Showing papers by "William L. Crosby published in 2014"

Genome-wide single nucleotide polymorphism and Insertion-Deletion discovery through next-generation sequencing of reduced representation libraries in common bean

Abstract: Single nucleotide polymorphisms (SNPs) and insertions-deletions (InDels) are valuable molecular markers for genomics and genetics studies and molecular breeding. The advent of next-generation sequencing techniques has enabled researchers to approach high-throughput and cost-effective SNP and InDel discovery on a genomic scale. In this report, 36 common bean genotypes grown in Canada were used to construct reduced representation libraries for next-generation sequencing. Using 76 million sequence reads generated by the Illumina HiSeq 2000 Sequencing System, we identified a total of 43,698 putative SNPs and 1,267 putative InDels. Of the SNPs, 43,504 were bi-allelic and 194 were tri-allelic, and the InDels comprised 574 insertions and 693 deletions. The putative bi-allelic SNPs were distributed across all 11 chromosomes with the highest number of SNPs observed in chromosome 2 (4,788), and the lowest in chromosome 10 (2,941). With the aid of the recent release of the first chromosome-scale version of Phaseolus vulgaris, 24,907 bi-allelic SNPs, 79 tri-allelic SNPs, 315 insertions, and 377 deletions were located in 8,758, 77, 273, and 364 genes, respectively. Among these 24,907 bi-allelic SNPs, 7,168 nonsynonymous bi-allelic SNPs were identified within 36 common bean genotypes that were located in 4,303 genes. A total of 113 putative SNPs were randomly chosen for validation using high-resolution melt analysis. Of the 113 candidate SNPs, 105 (92.9 %) contained the predicted SNPs.

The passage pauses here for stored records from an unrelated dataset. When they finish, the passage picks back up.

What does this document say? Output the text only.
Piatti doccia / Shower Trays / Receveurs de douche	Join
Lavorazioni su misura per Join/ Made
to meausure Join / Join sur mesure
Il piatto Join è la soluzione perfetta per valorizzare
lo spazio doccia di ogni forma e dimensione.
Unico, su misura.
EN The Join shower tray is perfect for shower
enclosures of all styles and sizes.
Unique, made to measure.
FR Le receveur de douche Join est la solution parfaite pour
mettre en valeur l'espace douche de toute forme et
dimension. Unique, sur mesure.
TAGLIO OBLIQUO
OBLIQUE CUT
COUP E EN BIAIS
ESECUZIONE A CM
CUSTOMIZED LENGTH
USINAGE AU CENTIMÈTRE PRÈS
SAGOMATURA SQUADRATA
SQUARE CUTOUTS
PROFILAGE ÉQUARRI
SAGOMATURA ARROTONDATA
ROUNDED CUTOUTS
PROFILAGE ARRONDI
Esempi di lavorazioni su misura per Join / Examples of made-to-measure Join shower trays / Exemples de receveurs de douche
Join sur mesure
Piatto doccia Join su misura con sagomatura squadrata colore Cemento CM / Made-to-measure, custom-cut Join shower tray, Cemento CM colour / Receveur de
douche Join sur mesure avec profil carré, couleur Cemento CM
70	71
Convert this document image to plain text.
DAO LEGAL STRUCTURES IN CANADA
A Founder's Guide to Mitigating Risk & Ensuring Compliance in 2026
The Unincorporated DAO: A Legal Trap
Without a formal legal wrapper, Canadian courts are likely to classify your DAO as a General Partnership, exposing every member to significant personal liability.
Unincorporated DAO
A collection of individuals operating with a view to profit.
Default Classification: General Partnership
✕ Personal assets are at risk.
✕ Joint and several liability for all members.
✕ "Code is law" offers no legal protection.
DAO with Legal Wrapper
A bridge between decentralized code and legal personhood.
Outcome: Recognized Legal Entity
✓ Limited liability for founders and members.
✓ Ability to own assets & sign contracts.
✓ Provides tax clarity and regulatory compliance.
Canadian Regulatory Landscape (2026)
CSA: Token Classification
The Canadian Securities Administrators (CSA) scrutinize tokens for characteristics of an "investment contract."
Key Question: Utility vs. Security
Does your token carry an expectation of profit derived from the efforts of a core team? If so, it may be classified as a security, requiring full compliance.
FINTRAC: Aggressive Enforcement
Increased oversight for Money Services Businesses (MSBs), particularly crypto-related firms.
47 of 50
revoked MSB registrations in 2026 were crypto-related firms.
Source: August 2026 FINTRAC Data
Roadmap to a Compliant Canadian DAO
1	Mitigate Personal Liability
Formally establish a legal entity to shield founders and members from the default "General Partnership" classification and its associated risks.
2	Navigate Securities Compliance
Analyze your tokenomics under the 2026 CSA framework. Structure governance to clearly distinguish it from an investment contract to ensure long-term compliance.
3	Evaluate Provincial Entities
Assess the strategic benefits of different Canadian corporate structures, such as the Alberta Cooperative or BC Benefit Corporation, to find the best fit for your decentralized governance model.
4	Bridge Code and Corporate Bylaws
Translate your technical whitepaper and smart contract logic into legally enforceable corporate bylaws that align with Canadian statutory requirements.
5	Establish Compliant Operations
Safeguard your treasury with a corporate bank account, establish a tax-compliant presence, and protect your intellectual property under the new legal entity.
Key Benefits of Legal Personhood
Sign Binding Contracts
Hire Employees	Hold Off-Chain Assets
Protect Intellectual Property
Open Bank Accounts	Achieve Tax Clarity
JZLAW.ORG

Computational analysis of the stability of SCF ligases employing domain information

Abstract: Because of the unequivocally fundamental role of SCF ubiquitin ligase in many biological functions within a living cell including regulating DNA repair, cell cycle progression, and inflammation, we have analyzed the role of domain interactions in determining particular types of protein-protein interactions (PPIs) that are known or predicted to occur involving subunit components of the SCF-ligase complex. We focus on the prediction and analysis of obligate and non-obligate SCF-ligase complexes by using sequence domains from the Pfam database. After extracting different types of feature vectors, the prediction is performed via a support vector machine (SVM). The numerical results demonstrate that most of the interactions of SCF-ligase complexes are mediated by at least one domain. Moreover, domain-domain interactions dominate in obligate complexes whereas non-obligate complexes exhibit more domain-peptide chain interactions. Also, the computational results show that the best prediction accuracy of 80.46% is achieved using the combination of feature vectors of domain-domain type, domain-peptide chain type and no-domain interactions.